There were moments when my new-found composure was disturbed.
One came in September, when UNHCR Special Envoy for the Central Mediterranean Vincent Cochetel suggested on Twitter that grieving mothers should be ‘symbolically prosecuted’ when their children drown in the Mediterranean (subsequent calls for him to resign went nowhere).
Another arrived the following month, when EU foreign affairs chief Josep Borrell spoke at the opening of an academy for young European diplomats. ‘Europe is a garden,’ he told them, seemingly as encouragement. ‘Most of the rest of the world is a jungle, and the jungle could invade the garden... The gardeners have to go to the jungle... Otherwise, the rest of the world will invade us.’
The EU stepped up its anti-migration efforts. In June 2022, at least twenty-three people died while trying to enter Melilla, a Spanish enclave in Morocco. Journalistic investigations documented the brutal violence of Moroccan security forces. Yet, weeks afterwards, the EU announced it would ‘deepen’ its ‘cooperation’ with Morocco in efforts to stop migration. In October, the EU moved onto Egypt, signing the first part of an 80-million- euro deal aimed at staunching migration from there. Sudan erupted into war in April 2023, with paramilitary group the Rapid Support Forces, who are widely said to have - at least indirectly - benefited from and been emboldened by EU anti-migration funding, taking up arms against Sudan’s military. Shortly afterwards, the EU offered more than one billion euros of aid to Tunisia, despite president Kais Saied’s growing authoritarian and his mass arrests of the opposition. Tunisia had by then overtaken Libya as the North African that refugees and migrants were most likely to leave from.

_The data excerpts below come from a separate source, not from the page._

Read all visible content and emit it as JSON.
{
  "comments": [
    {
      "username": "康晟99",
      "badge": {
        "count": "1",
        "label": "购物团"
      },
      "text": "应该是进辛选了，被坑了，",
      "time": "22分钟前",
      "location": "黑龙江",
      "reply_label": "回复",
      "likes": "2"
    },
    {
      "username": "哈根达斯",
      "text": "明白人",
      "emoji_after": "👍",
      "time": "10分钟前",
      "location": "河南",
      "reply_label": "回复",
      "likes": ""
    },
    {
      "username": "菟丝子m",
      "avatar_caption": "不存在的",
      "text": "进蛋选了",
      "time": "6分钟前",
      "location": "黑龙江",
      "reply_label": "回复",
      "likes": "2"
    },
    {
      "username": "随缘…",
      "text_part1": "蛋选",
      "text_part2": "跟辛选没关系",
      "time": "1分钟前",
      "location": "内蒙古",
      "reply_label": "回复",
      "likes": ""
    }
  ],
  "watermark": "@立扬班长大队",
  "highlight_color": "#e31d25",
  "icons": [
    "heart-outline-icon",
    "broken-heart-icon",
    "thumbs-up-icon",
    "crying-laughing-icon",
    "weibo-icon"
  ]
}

All this time, deaths have continued. So far in 2023, at least 1,875 people have died or gone missing on the Mediterranean Sea, including around 600 who sailed from Libya and drowned off the coast of Greece on June 14. How have the mass drownings of people become in any way normalised? And when will there be a reckoning?
During events I spoke at, I was asked over and over whether there was any reason to be hopeful for change, and at the beginning I sounded quite a negative tone. But as the crowds got bigger, and more people told me they had taken the time to read the book, I would tell attendees that they were my reason for hope and they were the visible change I could see: the fact that people were reading, listening and learning meant something, though it is of course not enough.
I questioned whether people were listening to me because I was white, or because I was a Westerner. I also received messages from refugees and asylum seekers. ‘Harsh realities are amazingly brought to light. Thank you for the work,’ an Afghan man wrote. After one speech, a black Irish woman came up to me to say thank you, adding that if she had said the same thing no one would pay attention. That’s why it was important that this was coming from me, she said. That is, clearly, pretty messed up.
In the prologue to the book, I wrote that I hoped it would play some role in the quest for accountability. Now, I want it to make readers more actively question the world we live in: who is listened to; who is protected; who has access to justice; who gets sympathy? How many people have to be harmed so that the rest of us can live comfortably? Can we do better? We have to do better.